Der Klimaschutz ist dem AufBauWerk ein großes Anliegen. Wir sind bestrebt im Job Training den jungen Menschen einen achtsamen Umgang mit Mensch, Tier und Umwelt zu vermitteln. Diese Haltung leben wir, im Sinne von learning by doing, in der täglichen Arbeit vor. So hat in den Schulungsmodulen und Praxismodulen Mülltrennung und Müllvermeidung einen großen Stellenwert bekommen.

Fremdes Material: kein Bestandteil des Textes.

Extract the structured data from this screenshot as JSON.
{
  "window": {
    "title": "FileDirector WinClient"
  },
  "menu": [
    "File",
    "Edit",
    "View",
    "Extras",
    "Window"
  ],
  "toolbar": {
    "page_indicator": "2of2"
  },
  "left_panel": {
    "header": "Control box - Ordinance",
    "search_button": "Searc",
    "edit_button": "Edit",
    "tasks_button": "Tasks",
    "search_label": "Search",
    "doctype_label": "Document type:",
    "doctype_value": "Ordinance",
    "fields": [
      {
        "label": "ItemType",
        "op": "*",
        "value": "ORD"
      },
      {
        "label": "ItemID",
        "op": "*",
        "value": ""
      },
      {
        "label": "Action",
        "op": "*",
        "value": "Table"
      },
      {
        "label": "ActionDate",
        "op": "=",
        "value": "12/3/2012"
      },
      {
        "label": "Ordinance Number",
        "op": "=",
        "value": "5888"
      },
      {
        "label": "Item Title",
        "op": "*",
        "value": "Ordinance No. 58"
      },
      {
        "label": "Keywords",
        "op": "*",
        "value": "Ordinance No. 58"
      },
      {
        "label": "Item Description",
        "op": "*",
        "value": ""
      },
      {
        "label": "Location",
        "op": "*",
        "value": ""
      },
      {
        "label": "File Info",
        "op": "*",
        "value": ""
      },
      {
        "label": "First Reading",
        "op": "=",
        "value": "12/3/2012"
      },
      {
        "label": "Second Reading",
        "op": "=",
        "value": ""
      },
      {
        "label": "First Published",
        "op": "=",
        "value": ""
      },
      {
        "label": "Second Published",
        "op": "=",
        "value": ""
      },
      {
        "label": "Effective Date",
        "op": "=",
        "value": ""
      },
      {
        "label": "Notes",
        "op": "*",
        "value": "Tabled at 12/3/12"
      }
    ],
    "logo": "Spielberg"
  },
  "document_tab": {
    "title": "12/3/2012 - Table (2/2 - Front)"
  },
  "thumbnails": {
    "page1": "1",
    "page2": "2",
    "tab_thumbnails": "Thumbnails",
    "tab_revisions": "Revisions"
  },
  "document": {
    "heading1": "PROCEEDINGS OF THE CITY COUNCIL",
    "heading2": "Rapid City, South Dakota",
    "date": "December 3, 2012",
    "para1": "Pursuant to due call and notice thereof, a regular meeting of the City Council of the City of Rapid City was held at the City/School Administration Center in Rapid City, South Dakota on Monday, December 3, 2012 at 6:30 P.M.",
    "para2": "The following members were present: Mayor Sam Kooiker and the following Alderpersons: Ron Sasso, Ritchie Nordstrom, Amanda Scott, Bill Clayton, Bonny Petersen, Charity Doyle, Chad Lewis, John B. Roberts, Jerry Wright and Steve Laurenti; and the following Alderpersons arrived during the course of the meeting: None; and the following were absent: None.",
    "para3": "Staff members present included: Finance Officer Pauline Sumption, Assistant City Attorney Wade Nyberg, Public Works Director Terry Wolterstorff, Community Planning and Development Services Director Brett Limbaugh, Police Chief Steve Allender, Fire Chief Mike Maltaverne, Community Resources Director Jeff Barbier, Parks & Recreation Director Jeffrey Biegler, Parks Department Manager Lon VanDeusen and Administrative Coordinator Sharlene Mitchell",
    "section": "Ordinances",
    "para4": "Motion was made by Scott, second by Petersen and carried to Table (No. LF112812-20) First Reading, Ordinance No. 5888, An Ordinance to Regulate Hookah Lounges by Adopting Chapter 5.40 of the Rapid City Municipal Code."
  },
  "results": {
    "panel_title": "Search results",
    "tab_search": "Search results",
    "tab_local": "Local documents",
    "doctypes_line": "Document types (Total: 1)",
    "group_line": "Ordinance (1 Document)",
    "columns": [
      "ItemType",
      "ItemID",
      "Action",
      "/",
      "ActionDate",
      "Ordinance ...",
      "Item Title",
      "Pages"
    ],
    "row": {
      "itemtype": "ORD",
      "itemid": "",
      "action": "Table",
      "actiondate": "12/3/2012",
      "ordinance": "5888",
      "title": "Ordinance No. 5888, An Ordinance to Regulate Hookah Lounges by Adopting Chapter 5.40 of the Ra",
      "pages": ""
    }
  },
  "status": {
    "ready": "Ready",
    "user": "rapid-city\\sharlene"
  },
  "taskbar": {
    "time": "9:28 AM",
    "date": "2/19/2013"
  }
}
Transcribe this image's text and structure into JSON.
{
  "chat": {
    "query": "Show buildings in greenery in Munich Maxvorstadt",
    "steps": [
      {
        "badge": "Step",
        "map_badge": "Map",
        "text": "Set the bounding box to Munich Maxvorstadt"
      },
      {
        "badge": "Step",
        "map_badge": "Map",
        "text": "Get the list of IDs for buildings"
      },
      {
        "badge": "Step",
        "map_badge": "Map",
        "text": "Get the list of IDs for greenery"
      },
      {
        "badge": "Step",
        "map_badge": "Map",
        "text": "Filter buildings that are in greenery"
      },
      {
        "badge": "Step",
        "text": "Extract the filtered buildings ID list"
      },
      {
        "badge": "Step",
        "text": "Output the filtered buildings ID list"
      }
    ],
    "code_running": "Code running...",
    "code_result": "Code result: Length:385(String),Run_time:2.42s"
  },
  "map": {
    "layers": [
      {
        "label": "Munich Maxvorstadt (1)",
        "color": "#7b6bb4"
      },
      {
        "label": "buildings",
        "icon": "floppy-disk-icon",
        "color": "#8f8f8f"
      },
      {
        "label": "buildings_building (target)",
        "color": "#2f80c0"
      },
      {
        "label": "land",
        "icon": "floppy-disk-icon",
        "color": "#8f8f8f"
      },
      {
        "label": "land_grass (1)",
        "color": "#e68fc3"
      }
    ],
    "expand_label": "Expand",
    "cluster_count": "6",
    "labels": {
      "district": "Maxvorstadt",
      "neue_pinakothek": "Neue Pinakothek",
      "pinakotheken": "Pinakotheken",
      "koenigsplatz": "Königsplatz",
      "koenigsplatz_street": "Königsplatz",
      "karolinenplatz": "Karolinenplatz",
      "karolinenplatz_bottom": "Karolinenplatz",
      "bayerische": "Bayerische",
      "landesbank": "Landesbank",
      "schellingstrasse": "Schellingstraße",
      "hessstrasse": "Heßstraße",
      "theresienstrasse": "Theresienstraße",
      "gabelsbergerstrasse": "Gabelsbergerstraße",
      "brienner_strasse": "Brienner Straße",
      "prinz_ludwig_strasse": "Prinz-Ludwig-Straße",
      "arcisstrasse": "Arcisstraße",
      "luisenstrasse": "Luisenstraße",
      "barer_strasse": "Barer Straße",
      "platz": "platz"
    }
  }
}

In der Küche verarbeiten wir zum Großteil unsere selbstproduzierten Bioprodukte und kaufen bei Partnerbetrieben in der Region zu.

Am Standort Lachhof / Volders bewirtschaften wir im Praxismodul Biobauernhof eine 12 ha große Landwirtschaft mit den Jugendlichen. In der Bewirtschaftung stehen Nachhaltigkeit und Biodiversität im Mittelpunkt. Wir sind absolut davon überzeugt, dass eine Landwirtschaft CO2-neutral bewirtschaftet werden kann. Wir sind auf einem guten Weg dorthin!